The Lyrics Repetition Analyzer
I have just returned from a two week vacation, which contained a sizeable amount of road tripping. And with every great road trip comes great tunes!
One of the albums I was excited to be listening to was The Arcade Fire's newest release, called Everything Now. It has received some mixed, but I try to keep an open mind.
Upon first listen I actually really liked the album (and will listen many more times), but something stuck out to me. It seemed like several of their songs were just the same couple of words repeated for the whole track. The instrumentals were great, but the lyrics seemed like an after thought in a few songs.
Now "same couple of words repeated" is actually a pretty decent description of song lyrics in general. So I was curious if this was an accurate observation, or just my perception being critically biased in light of reviews.
"I should pull the lyrics of the album, do some word counting, and compare to past albums" I proclaimed. My passenger reacted with mild to light enthusiasm.
As the idea matured, I decided word counting is not the best metric. Repeating the same few words throughout an album is not a problem if their order is varying. So instead I looked at groupings of words, counting duplicate pairs, triplets, and quadruplets of word groupings.
Here is what I got:
In the figure above, you can see the duplicate rate of pairs, triples, and quadruplets as a percentage of all words.
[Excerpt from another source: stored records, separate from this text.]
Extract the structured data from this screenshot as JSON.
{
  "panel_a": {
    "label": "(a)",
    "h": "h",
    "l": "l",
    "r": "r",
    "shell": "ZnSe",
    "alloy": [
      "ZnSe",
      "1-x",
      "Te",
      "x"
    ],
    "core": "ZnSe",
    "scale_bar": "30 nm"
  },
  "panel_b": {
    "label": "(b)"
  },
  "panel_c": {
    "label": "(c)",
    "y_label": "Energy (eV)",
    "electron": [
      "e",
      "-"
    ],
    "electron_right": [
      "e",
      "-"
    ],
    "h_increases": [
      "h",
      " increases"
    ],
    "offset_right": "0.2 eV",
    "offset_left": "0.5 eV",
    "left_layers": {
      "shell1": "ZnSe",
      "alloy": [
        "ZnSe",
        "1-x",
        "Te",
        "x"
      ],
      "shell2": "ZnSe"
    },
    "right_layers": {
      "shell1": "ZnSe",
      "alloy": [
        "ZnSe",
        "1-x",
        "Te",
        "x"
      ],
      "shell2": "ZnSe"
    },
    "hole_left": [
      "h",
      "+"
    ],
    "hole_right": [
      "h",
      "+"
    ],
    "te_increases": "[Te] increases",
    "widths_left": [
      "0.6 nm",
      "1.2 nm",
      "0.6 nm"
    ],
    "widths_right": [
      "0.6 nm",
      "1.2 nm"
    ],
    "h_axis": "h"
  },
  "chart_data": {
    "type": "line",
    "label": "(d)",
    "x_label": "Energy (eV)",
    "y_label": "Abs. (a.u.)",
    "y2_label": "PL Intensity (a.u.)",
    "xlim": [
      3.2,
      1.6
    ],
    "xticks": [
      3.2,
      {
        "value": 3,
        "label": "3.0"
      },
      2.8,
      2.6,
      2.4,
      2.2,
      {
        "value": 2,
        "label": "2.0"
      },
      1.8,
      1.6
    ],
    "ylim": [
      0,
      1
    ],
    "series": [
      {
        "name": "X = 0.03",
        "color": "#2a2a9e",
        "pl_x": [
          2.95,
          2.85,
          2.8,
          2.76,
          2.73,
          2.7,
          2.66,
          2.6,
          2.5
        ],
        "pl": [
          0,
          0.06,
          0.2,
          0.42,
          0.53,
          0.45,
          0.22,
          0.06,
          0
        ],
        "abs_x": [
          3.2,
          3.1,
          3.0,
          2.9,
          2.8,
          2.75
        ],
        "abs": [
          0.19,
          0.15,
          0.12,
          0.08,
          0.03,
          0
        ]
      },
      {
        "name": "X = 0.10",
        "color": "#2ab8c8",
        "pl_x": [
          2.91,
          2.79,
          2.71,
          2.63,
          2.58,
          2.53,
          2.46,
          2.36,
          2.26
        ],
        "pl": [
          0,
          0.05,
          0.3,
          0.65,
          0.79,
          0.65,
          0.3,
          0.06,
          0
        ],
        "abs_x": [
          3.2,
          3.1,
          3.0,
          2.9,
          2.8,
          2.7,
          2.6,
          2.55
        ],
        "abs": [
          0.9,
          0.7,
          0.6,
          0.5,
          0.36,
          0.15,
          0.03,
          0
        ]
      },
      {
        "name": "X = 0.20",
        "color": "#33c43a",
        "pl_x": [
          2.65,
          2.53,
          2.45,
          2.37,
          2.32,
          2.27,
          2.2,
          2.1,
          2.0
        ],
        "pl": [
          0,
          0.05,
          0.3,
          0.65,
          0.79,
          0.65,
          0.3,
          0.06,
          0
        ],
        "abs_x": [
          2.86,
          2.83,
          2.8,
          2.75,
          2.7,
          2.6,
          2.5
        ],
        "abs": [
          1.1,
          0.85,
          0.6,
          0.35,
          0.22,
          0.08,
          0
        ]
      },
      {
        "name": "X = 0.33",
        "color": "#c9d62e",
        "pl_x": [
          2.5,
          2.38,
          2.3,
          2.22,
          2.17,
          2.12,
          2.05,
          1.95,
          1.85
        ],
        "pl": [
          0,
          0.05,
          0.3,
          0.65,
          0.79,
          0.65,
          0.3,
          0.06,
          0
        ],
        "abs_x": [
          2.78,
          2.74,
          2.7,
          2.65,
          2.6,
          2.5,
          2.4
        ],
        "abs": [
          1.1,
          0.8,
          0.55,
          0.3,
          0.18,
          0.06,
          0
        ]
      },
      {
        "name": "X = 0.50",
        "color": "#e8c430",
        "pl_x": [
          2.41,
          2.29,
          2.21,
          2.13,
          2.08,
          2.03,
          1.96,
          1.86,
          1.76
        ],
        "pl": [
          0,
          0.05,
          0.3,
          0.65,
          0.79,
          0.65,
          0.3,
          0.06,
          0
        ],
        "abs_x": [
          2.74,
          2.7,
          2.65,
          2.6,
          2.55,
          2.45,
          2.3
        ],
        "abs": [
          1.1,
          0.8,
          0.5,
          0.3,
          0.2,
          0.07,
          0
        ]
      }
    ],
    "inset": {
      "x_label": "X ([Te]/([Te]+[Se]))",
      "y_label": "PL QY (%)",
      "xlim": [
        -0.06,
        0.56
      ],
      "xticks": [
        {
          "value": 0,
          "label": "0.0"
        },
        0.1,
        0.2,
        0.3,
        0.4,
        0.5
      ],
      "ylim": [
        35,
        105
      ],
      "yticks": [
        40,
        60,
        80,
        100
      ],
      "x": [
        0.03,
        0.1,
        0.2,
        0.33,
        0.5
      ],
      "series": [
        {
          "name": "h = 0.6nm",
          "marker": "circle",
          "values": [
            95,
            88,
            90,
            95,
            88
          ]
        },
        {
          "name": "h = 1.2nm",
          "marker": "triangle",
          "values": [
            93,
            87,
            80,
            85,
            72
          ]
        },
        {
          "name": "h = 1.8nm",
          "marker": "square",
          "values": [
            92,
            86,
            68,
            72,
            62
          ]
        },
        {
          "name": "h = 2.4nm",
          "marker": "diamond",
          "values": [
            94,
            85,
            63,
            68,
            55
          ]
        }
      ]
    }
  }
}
As expected, Everything Now had a higher rate in all cases. Furthermore, it also had a higher relative rate of triplets and quadruplets than the other albums (green and blue bars were closer to the red bar height).
So this gives me peace of mind knowing in fact they were repeating themselves more, and I wasn't just influenced by the reviews.
Beyond The Arcade Fire
Throwing this graph together would have been a pretty easy task if I assembled all the data by hand, generate some numbers, and used a tool like google docs or excel to plot the graph. That would require a lot of work for each new artist though, and my burgeoning career as a music critic requires efficiency.
So I decided to automate the whole process by artist. This was done using a python script that will take a musician's name, pull all their available lyrics using the Genius API / web scraping (based on this Bigish Data post), gather statistics for each album using the Natural Language Tool Kit, and plot a bar graph using matplotlib.
This allowed me to look into several more bands, trying to spot trends and worst offenders. Here are a few more.
From these graphs we can see that Daft Punk repeats themselves a lot (as expected), that T Swift's most repetitious album by a long shot was 1989, and that The Beatles have a large variation.
Try it yourself
If you'd like to run this script yourself to track down albums, or modify it to count something, the first step is to register with Genius to get an access token by following this link.
Click the "Generate Access Token" button. Copy the client id, client secret, and access token to a text file for future use.
Now you need to make sure you have the following python modules installed:
nltk, counter, requests, matplotlib, BeautifulSoup (bs4), and counter.
These can been installed by running the following commands with python version 3.x:
$> python -m pip install requests
$> python -m pip install bs4
$> python -m pip install matplotlib
$> python -m pip install counter
nltk (extra step):
$> python -m pip install -U nltk
$> python -m textblob.download_corpora
Copy the Scripts
Once the dependencies on your system are in place, you need to grab two python files and put them in the same directory.
File 1: album_counter.py
File 2: plot_albums.py
In album_counter.py, edit the top 3 lines to contain your client id, client secret, and access token for the Genius API.
Run the Script
With these changes made, you should be properly authorized to run the script and generate artist info. This is done as follows (from the directory of the python files):
$> python album_counter.py "Arcade Fire"
This will run for a minute or two, printing out each album as it gets scraped. When the script completes, there will be a file called "Arcade Fire.png" and "Arcade Fire.csv" in your running directory. This is the graph output, and a csv file incase you would like to modify the visualization process yourself.